Deployment rollback runbook¶
When to use this runbook¶
A recent service deployment has introduced a regression — elevated error rates, a failing health check, or a P0/P1 incident — and the fastest safe path to recovery is to revert to the previous image.
Steps¶
-
Confirm the deployment is the cause. Compare the error-start timestamp with the deployment timestamp. Ensure you are not rolling back a healthy deployment in response to an unrelated infrastructure fault.
-
Identify the previous stable image tag. Check the CI/CD pipeline history for the service. Note the image tag or commit SHA of the last successful deployment.
-
Trigger the rollback. In the orchestration platform, redeploy the service using the previous stable image tag. This is typically a one-command operation in your deployment tooling (e.g. update the ECS task definition, trigger a Kubernetes rollout undo, or re-run the deployment pipeline with
IMAGE_TAG=<previous>overridden). -
Verify recovery. Once the rollback deployment completes, confirm:
GET /health/readyreturns 200- Error rates return to baseline
-
Any active incidents are resolved or marked mitigated
-
Preserve the bad image. Do not delete the failing image tag. It may be needed for root-cause analysis.
-
Open a post-mortem ticket.
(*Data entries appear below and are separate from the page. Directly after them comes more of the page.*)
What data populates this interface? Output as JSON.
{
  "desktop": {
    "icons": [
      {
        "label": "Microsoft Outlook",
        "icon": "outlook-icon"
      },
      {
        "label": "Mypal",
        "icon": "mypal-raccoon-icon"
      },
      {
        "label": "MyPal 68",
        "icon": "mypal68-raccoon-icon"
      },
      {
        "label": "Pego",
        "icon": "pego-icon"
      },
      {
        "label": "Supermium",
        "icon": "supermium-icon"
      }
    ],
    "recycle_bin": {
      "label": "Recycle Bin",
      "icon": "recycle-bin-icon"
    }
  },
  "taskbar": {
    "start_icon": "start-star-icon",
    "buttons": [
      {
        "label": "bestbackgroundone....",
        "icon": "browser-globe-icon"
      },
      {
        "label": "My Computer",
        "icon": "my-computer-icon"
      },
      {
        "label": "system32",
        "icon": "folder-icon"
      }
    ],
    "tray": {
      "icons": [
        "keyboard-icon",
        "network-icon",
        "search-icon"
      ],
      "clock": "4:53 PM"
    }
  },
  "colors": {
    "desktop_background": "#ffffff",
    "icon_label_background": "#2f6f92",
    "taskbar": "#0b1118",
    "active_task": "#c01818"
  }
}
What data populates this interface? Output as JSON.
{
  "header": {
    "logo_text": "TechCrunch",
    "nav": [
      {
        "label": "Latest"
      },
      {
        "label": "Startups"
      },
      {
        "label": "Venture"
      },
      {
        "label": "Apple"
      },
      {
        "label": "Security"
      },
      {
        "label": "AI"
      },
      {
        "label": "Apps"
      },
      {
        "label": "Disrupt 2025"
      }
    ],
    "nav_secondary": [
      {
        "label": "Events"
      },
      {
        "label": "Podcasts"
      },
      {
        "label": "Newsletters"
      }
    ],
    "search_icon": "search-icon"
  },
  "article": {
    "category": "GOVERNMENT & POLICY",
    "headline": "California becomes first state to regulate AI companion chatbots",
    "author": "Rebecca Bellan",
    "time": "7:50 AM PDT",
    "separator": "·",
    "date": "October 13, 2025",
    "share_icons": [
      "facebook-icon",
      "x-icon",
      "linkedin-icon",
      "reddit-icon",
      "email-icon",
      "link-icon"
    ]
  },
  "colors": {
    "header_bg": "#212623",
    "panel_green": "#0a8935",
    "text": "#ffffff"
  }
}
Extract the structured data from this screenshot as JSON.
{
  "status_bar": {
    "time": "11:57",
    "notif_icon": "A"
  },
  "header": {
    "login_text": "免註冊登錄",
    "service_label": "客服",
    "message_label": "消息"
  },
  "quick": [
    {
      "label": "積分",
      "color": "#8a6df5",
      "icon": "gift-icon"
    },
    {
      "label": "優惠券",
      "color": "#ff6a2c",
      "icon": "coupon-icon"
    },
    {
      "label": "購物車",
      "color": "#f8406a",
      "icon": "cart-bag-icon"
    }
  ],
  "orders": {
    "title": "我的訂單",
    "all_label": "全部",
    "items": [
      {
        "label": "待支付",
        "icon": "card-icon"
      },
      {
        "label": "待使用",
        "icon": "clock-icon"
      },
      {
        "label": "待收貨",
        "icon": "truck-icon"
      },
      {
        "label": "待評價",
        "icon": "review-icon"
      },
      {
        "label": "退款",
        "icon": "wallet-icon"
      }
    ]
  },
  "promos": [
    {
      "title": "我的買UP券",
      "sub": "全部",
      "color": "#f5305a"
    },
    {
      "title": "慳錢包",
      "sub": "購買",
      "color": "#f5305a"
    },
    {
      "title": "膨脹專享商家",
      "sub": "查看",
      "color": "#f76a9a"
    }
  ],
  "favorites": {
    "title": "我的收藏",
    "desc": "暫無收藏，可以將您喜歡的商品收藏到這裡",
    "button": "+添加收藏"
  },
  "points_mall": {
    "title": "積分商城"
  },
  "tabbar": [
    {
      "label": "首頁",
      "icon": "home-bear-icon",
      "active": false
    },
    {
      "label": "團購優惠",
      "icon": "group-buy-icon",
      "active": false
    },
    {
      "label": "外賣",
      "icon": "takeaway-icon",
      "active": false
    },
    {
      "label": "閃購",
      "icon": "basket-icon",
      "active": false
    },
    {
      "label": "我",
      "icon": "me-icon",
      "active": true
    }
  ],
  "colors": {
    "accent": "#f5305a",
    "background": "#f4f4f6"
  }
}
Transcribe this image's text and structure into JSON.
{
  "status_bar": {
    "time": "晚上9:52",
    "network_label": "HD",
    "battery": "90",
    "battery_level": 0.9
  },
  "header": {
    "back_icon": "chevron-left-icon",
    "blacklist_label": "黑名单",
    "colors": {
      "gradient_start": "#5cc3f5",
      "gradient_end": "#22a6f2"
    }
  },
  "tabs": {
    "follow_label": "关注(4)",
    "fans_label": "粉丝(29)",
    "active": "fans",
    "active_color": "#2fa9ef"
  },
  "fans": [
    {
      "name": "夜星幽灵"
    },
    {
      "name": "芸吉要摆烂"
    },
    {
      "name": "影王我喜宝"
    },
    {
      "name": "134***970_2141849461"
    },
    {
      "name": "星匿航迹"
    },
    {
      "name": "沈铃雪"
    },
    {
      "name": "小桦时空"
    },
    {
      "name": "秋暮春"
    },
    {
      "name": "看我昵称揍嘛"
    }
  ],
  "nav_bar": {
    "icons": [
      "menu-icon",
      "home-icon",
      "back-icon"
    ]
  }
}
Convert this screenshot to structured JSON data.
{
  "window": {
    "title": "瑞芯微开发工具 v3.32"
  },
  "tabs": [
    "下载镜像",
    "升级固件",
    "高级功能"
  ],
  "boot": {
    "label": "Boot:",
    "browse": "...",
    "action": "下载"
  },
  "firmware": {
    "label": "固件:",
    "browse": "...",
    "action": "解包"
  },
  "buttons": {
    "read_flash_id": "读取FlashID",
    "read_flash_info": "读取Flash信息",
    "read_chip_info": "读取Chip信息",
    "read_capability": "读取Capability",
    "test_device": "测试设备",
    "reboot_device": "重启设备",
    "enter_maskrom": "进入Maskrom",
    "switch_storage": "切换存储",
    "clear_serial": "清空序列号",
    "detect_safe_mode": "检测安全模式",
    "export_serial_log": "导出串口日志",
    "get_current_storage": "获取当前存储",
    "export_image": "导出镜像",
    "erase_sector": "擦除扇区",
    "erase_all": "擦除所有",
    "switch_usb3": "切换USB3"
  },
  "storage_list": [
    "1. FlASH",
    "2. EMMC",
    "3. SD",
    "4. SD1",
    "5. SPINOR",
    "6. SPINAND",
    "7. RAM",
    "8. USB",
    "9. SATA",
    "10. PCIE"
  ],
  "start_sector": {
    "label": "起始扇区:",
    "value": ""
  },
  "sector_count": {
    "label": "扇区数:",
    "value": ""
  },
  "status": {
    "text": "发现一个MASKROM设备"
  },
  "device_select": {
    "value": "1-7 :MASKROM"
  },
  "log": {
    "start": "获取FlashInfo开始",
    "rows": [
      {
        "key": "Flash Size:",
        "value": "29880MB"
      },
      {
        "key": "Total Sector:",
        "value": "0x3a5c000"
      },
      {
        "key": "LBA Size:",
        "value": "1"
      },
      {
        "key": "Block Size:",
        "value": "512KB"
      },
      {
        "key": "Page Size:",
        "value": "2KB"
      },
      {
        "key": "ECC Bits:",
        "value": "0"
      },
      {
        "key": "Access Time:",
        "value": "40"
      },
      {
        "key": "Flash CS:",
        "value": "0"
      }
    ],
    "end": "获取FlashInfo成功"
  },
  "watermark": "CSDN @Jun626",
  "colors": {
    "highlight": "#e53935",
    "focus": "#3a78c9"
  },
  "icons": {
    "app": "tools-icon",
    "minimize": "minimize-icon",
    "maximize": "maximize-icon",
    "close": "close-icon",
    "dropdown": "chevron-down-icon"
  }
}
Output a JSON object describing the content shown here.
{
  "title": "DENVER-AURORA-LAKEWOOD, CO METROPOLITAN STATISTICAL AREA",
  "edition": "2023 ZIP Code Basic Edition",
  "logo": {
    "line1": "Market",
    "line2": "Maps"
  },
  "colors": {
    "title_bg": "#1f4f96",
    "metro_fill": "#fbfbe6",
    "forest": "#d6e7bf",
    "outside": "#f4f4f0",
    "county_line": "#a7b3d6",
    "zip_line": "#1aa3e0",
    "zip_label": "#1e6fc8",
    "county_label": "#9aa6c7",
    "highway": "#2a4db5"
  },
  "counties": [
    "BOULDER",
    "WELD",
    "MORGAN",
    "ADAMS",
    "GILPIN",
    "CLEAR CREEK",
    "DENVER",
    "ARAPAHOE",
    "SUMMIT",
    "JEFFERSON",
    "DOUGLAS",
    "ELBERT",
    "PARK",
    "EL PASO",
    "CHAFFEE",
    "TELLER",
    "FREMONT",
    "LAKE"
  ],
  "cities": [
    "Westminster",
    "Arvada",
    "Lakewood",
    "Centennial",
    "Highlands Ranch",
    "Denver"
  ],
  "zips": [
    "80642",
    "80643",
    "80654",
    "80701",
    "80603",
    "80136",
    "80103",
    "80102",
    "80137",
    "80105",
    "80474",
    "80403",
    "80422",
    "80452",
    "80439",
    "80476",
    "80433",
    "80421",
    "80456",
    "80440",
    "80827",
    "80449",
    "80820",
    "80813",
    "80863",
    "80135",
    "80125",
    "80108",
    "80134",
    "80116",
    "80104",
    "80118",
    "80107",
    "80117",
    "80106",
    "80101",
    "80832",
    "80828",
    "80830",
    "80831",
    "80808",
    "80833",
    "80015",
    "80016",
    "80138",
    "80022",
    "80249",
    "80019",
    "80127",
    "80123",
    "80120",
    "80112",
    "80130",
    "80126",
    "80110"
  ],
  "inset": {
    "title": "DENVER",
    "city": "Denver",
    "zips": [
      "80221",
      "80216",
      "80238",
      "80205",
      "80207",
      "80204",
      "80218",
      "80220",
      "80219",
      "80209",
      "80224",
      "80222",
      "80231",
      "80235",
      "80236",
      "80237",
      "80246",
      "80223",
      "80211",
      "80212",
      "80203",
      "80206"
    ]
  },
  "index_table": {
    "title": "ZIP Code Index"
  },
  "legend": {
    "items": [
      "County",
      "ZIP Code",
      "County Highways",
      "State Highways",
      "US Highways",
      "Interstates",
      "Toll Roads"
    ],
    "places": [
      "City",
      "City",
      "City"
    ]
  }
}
Record what failed, what the rollback covered, and what changes are needed before re-deploying the reverted code.
Database migrations¶
If the failing deployment included a Prisma migration, a rollback of the application code alone may not be sufficient. See database-migration.md for migration rollback guidance.
If this doesn't work¶
- If the rollback deployment itself fails, escalate to the infrastructure team.
- If the rollback resolves the symptoms but the same issue reappears, the root cause may be a data or configuration change rather than the code.
Owners¶
See ../README.md for the service-to-owner map.